Circadian rhythm disorder is a common, but often neglected, consequence of neonatal hypoxic-ischemic brain damage (HIBD). However, the underlying molecular mechanisms remain largely unknown. We previously showed that, in a rat model of HIBD, up-regulation of microRNA-325 (miR-325) in the pineal gland is responsible for the suppression of Aanat, a key enzyme involved in melatonin synthesis and circadian rhythm regulation. To better understand the mechanism by which miR-325 affects circadian rhythms in neonates with HIBD, we compared clinical samples from neonates with HIBD and samples from healthy neonates recruited from the First Affiliated Hospital of Soochow University (Dushuhu Branch) in 2019. We found that circulating miR-325 levels correlated positively with the severity of sleep and circadian rhythm disorders in neonates with HIBD. Furthermore, a luciferase reporter gene assay revealed that LIM homeobox 3 (LHX3) is a novel downstream target of miR-325. In addition, in miR-325 knock-down mice, the transcription factor LHX3 exhibited an miR-325-dependent circadian pattern of expression in the pineal gland. We established a neonatal mouse model of HIBD by performing double-layer ligation of the left common carotid artery and exposing the pups to a low-oxygen environment for 2 hours. Lhx3 mRNA expression was significantly down-regulated in these mice and partially rescued in miR-325 knockout mice subjected to the same conditions. Finally, we showed that improvement in circadian rhythm-related behaviors in animals with HIBD was dependent on both miR-325 and LHX3. Taken together, our findings suggest that the miR-325-LHX3 axis is responsible for regulating circadian rhythms and provide novel insights into the identification of potential therapeutic targets for circadian rhythm disorders in patients with neonatal HIBD. The clinical trial was approved by Institutional Review Board of Children's Hospital of Soochow University (approval No. 2015028) on July 20, 2015. Animal experiments were approved by Animal Care and Use Committee, School of Medicine, Soochow University, China (approval No. XD-2016-1) on January 15, 2016.

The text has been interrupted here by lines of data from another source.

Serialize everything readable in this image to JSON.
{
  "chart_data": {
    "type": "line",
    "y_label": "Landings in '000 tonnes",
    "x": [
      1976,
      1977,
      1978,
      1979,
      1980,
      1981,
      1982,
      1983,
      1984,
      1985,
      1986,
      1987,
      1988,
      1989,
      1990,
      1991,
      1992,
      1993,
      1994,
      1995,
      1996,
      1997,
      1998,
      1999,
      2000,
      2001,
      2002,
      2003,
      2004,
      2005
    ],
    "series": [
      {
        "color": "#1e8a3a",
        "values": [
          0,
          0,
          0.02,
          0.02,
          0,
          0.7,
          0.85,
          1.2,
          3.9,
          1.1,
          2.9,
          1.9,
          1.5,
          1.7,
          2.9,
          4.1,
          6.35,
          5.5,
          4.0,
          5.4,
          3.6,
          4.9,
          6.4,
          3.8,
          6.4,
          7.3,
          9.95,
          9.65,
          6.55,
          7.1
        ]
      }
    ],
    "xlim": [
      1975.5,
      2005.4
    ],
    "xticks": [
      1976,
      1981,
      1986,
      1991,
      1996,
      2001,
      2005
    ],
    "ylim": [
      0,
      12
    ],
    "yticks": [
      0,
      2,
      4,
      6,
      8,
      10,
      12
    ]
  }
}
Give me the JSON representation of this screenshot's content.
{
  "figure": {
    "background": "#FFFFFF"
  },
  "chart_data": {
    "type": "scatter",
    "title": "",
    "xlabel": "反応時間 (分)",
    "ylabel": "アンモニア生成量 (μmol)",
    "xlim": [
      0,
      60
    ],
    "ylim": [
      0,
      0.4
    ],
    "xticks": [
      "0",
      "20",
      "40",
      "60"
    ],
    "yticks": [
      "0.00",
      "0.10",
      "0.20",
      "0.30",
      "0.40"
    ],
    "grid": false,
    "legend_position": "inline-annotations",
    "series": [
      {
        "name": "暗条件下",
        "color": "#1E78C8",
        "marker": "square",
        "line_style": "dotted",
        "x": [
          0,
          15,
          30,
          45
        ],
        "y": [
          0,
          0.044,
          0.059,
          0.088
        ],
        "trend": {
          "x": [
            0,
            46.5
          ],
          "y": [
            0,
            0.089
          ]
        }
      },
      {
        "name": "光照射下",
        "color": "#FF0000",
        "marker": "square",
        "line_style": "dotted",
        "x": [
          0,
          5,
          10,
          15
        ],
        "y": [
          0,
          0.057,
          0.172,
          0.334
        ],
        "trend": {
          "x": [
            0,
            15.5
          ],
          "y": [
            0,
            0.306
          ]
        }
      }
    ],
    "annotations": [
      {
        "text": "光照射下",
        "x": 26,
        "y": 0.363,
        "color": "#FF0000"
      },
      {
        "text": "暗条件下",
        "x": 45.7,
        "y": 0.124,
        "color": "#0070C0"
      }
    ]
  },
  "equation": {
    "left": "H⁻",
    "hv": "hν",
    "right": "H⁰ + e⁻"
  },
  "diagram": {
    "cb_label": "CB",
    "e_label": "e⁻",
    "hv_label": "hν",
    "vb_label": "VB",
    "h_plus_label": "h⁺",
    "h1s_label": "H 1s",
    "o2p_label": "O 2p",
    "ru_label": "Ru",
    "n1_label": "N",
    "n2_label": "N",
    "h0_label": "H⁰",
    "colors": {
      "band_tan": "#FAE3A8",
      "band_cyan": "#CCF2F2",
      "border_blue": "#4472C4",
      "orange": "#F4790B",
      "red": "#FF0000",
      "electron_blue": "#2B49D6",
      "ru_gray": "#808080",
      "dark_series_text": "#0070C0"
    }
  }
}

昼夜节律紊乱是新生儿缺氧缺血性脑损伤(HIBD)常见但常被忽视的后果。然而,其潜在的分子机制仍 largely 未知。我们先前表明,在 HIBD 大鼠模型中,松果体中 microRNA - 325(miR - 325)的上调导致 Aanat 受到抑制,Aanat 是参与褪黑素合成和昼夜节律调节的关键酶。为了更好地理解 miR - 325 影响 HIBD 新生儿昼夜节律的机制,我们比较了 2019 年从苏州大学附属第一医院(独墅湖院区)招募的 HIBD 新生儿的临床样本和健康新生儿的样本。我们发现,循环 miR - 325 水平与 HIBD 新生儿睡眠和昼夜节律紊乱的严重程度呈正相关。此外,荧光素酶报告基因检测显示 LIM 同源盒 3(LHX3)是 miR - 325 的一个新的下游靶点。另外,在 miR - 325 敲低小鼠中,转录因子 LHX3 在松果体中呈现出 miR - 325 依赖性的昼夜表达模式。我们通过对左颈总动脉进行双层结扎并使幼崽暴露于低氧环境 2 小时,建立了 HIBD 新生小鼠模型。在这些小鼠中,Lhx3 mRNA 表达显著下调,而在接受相同条件的 miR - 325 基因敲除小鼠中部分得到挽救。最后,我们表明 HIBD 动物中昼夜节律相关行为的改善依赖于 miR - 325 和 LHX3。综上所述,我们的研究结果表明 miR - 325 - LHX3 轴负责调节昼夜节律,并为识别新生儿 HIBD 患者昼夜节律紊乱的潜在治疗靶点提供了新的见解。该临床试验于 2015 年 7 月 20 日获得苏州大学附属儿童医院机构审查委员会批准(批准号 2015028)。动物实验于 2016 年 1 月 15 日获得中国苏州大学医学院动物护理和使用委员会批准(批准号 XD - 2016 - 1)。